Trust Across America, an organization dedicated to improving and supporting responsible business practices by U.S. companies, has named Professor David Vogel one of 2013’s Top 100 Thought Leaders in Trustworthy Business Behavior.
The author of 15 books, Vogel has been at the forefront of research on corporate social responsibility (CSR) throughout his academic career. He became a faculty member in Berkeley’s business school in 1973. He holds the Soloman P. Lee Chair in Business Ethics and serves as editor of California Management Review, the Haas School’s management research journal.

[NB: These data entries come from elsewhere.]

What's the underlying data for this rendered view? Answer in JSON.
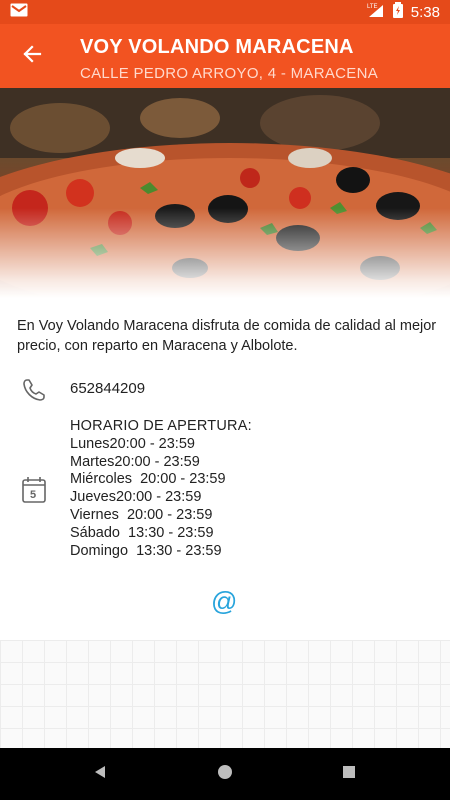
{
  "status_bar": {
    "time": "5:38",
    "network": "LTE",
    "icons": [
      "gmail-icon",
      "lte-signal-icon",
      "battery-charging-icon"
    ]
  },
  "app_bar": {
    "title": "VOY VOLANDO MARACENA",
    "subtitle": "CALLE PEDRO ARROYO, 4 - MARACENA",
    "back_icon": "arrow-left-icon"
  },
  "hero": {
    "image": "pizza-photo"
  },
  "description": "En Voy Volando Maracena disfruta de comida de calidad al mejor precio, con reparto en Maracena y Albolote.",
  "phone": {
    "icon": "phone-icon",
    "number": "652844209"
  },
  "hours": {
    "icon": "calendar-icon",
    "title": "HORARIO DE APERTURA:",
    "rows": [
      "Lunes20:00 - 23:59",
      "Martes20:00 - 23:59",
      "Miércoles  20:00 - 23:59",
      "Jueves20:00 - 23:59",
      "Viernes  20:00 - 23:59",
      "Sábado  13:30 - 23:59",
      "Domingo  13:30 - 23:59"
    ]
  },
  "email": {
    "label": "@",
    "color": "#28a4dc"
  },
  "colors": {
    "accent": "#f25321",
    "status_bar": "#e54a1a",
    "link": "#28a4dc"
  },
  "nav": {
    "icons": [
      "back-triangle-icon",
      "home-circle-icon",
      "recents-square-icon"
    ]
  }
}
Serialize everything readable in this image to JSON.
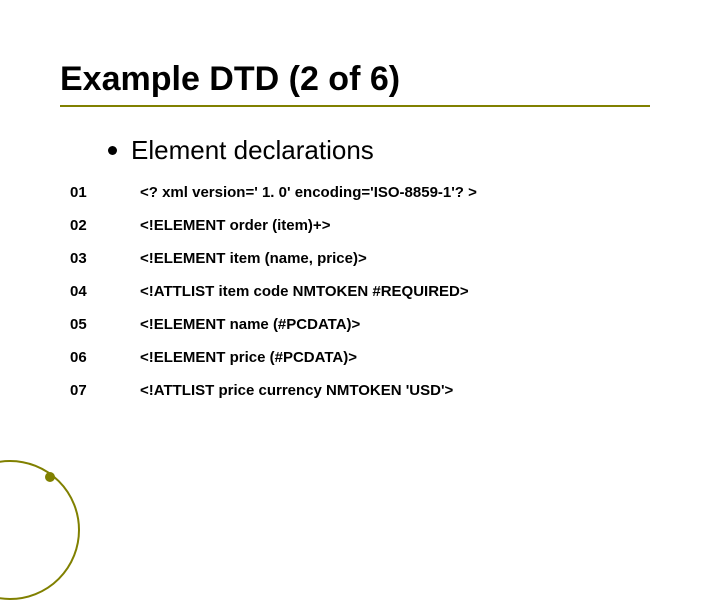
{
  "title": "Example DTD (2 of 6)",
  "subtitle": "Element declarations",
  "lines": [
    {
      "num": "01",
      "code": "<? xml version=' 1. 0' encoding='ISO-8859-1'? >"
    },
    {
      "num": "02",
      "code": "<!ELEMENT order (item)+>"
    },
    {
      "num": "03",
      "code": "<!ELEMENT item (name, price)>"
    },
    {
      "num": "04",
      "code": "<!ATTLIST item code NMTOKEN #REQUIRED>"
    },
    {
      "num": "05",
      "code": "<!ELEMENT name (#PCDATA)>"
    },
    {
      "num": "06",
      "code": "<!ELEMENT price (#PCDATA)>"
    },
    {
      "num": "07",
      "code": "<!ATTLIST price currency NMTOKEN 'USD'>"
    }
  ]
}
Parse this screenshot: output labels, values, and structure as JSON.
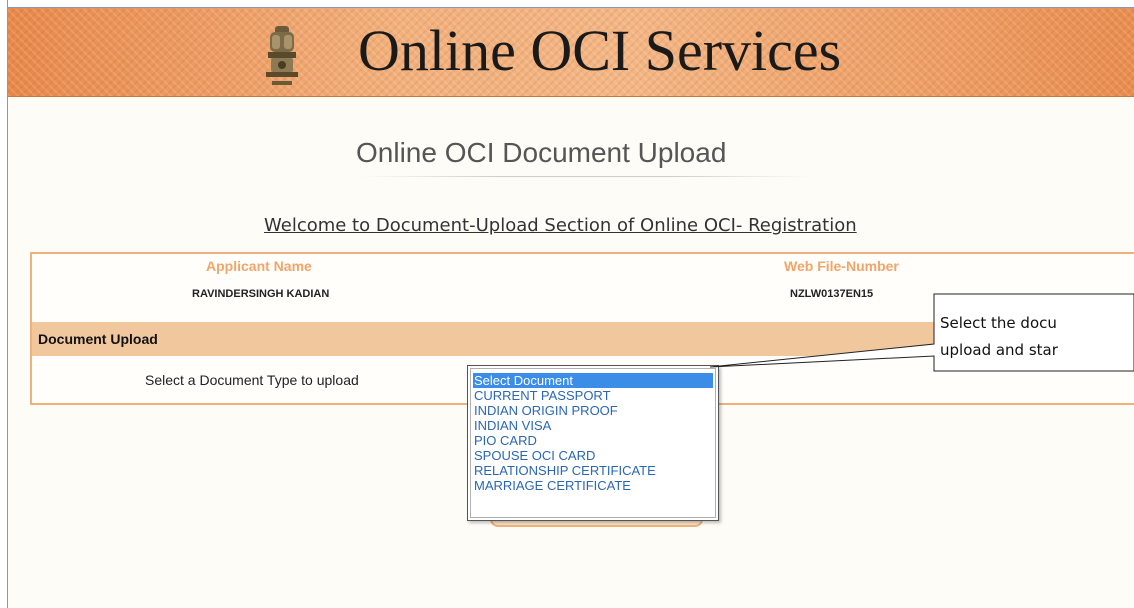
{
  "header": {
    "site_title": "Online OCI Services",
    "emblem_icon": "national-emblem-icon"
  },
  "page": {
    "heading": "Online OCI Document Upload",
    "welcome": "Welcome to Document-Upload Section of Online OCI- Registration"
  },
  "applicant": {
    "name_label": "Applicant Name",
    "name_value": "RAVINDERSINGH KADIAN",
    "file_label": "Web File-Number",
    "file_value": "NZLW0137EN15"
  },
  "upload": {
    "section_title": "Document Upload",
    "prompt": "Select a Document Type to upload",
    "options": [
      "Select Document",
      "CURRENT PASSPORT",
      "INDIAN ORIGIN PROOF",
      "INDIAN VISA",
      "PIO CARD",
      "SPOUSE OCI CARD",
      "RELATIONSHIP CERTIFICATE",
      "MARRIAGE CERTIFICATE"
    ],
    "selected_option": "Select Document"
  },
  "callout": {
    "line1": "Select the docu",
    "line2": "upload and star"
  },
  "colors": {
    "header_orange": "#ee9a5c",
    "label_orange": "#f0a56a",
    "section_bar": "#f1c89e",
    "selected_blue": "#3b8de8",
    "option_blue": "#2a67b5"
  }
}
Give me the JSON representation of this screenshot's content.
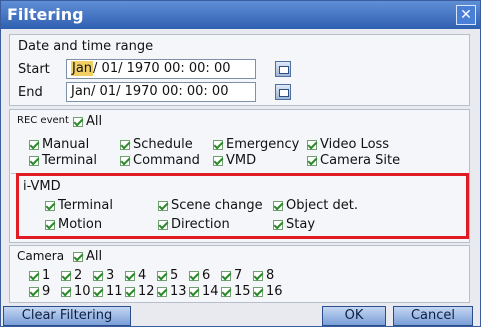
{
  "window": {
    "title": "Filtering",
    "close": "✕"
  },
  "date_range": {
    "heading": "Date and time range",
    "start_label": "Start",
    "start_month": "Jan",
    "start_rest": "/ 01/ 1970 00: 00: 00",
    "end_label": "End",
    "end_value": "Jan/ 01/ 1970 00: 00: 00"
  },
  "rec_event": {
    "label": "REC event",
    "all": "All",
    "items": [
      "Manual",
      "Schedule",
      "Emergency",
      "Video Loss",
      "Terminal",
      "Command",
      "VMD",
      "Camera Site"
    ]
  },
  "ivmd": {
    "label": "i-VMD",
    "items": [
      "Terminal",
      "Scene change",
      "Object det.",
      "Motion",
      "Direction",
      "Stay"
    ]
  },
  "camera": {
    "label": "Camera",
    "all": "All",
    "items": [
      "1",
      "2",
      "3",
      "4",
      "5",
      "6",
      "7",
      "8",
      "9",
      "10",
      "11",
      "12",
      "13",
      "14",
      "15",
      "16"
    ]
  },
  "buttons": {
    "clear": "Clear Filtering",
    "ok": "OK",
    "cancel": "Cancel"
  },
  "colors": {
    "title_bar": "#3f6fc2",
    "highlight": "#e01b24",
    "check": "#2b8a2b"
  }
}
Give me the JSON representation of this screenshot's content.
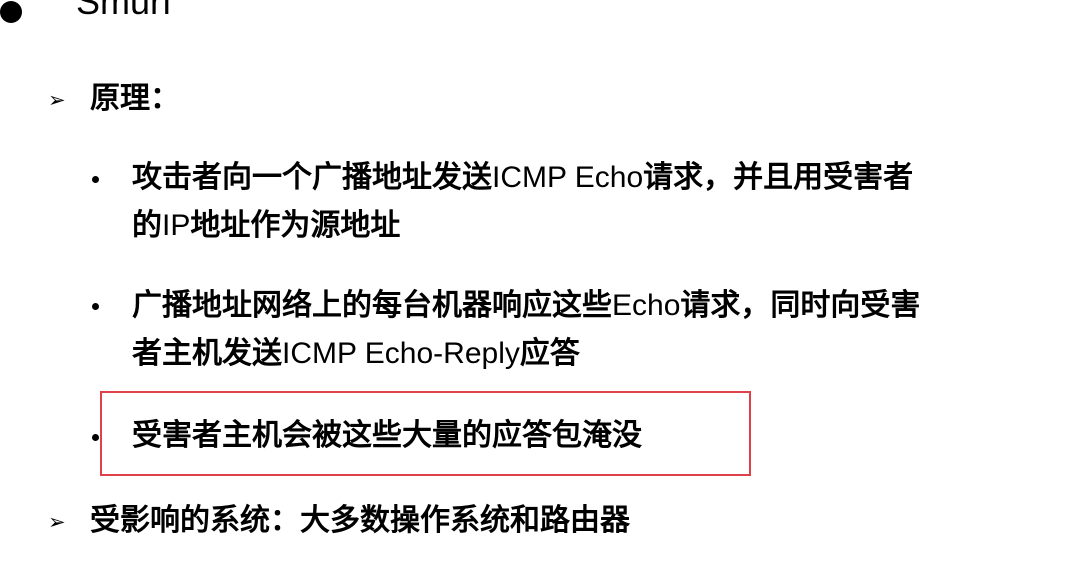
{
  "title": "Smurf",
  "sections": [
    {
      "marker": "➢",
      "heading": "原理："
    },
    {
      "marker": "➢",
      "heading": "受影响的系统：大多数操作系统和路由器"
    }
  ],
  "items": [
    {
      "segments": [
        "攻击者向一个广播地址发送",
        "ICMP Echo",
        "请求，并且用受害者",
        "的",
        "IP",
        "地址作为源地址"
      ]
    },
    {
      "segments": [
        "广播地址网络上的每台机器响应这些",
        "Echo",
        "请求，同时向受害",
        "者主机发送",
        "ICMP Echo-Reply",
        "应答"
      ]
    },
    {
      "segments": [
        "受害者主机会被这些大量的应答包淹没"
      ]
    }
  ],
  "highlight": {
    "color": "#e0404a"
  }
}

Other thought leaders on the Trust Across America list include Virgin CEO and founder Richard Branson, Starbucks CEO Howard Schultz, New York Times columnist and Pulitzer Prize winner Thomas Friedman, and faculty from Harvard, Georgetown, Kellogg, and Darden.
In his most recent book, The Politics of Precaution (Princeton University Press, April 2012), Vogel examined case studies and risk regulation in U.S. and European companies and found regulations–once more stringent in America–have become less comprehensive and innovative than those in Europe.
Vogel’s first book, Lobbying the Corporation: Citizen Challenges to Business Authority (1978), examined the impact of shareholder activism and consumer boycotts on redefining the social role and responsibilities of business during the civil rights, anti-war, and anti-apartheid movements.
Vogel says while sweatshop abuses have been replaced with environmental and sustainability issues, he is pleased that CSR has become a permanent part of management practice and has been institutionalized in corporations.
Vogel considers his 2005 book, The Market for Virtue: The Potential and Limitations of Corporate Social Responsibility, to be his most important scholarly contribution to the study of business-society relations. In this book, Vogel presents a balanced, well-researched assessment of CSR’s accomplishments and limitations in improving labor conditions, human rights, and environmental conditions in the global economy. The Market for Virtue won the best book award from the Social Issues Division of the Academy of Management in 2008.
"I have tried to strike a balance between seeing the potential of CSR and also its structural limitations in terms of the constraints that markets impose on companies to behave responsibly," says Vogel. "This is a controversial point. People who focus on CSR strongly believe in the business benefits of CSR, and that the more responsible firms are, the more profitable they will be. Unfortunately, there is little evidence that more responsible firms are more profitable. But what is encouraging is that neither are they less profitable."
Trust Across America provides information, standards, and data to encourage people to transform the way organizations do business. 2013 marks its third annual Top Thought Leaders list.
"The honorees are inspiring organizations to look more closely at their higher purpose…to create greater value for, and trust from, all of their stakeholders. They understand that trust is an asset that can leverage real business gains," says Barbara Kimmel, Trust Across America’s co-founder.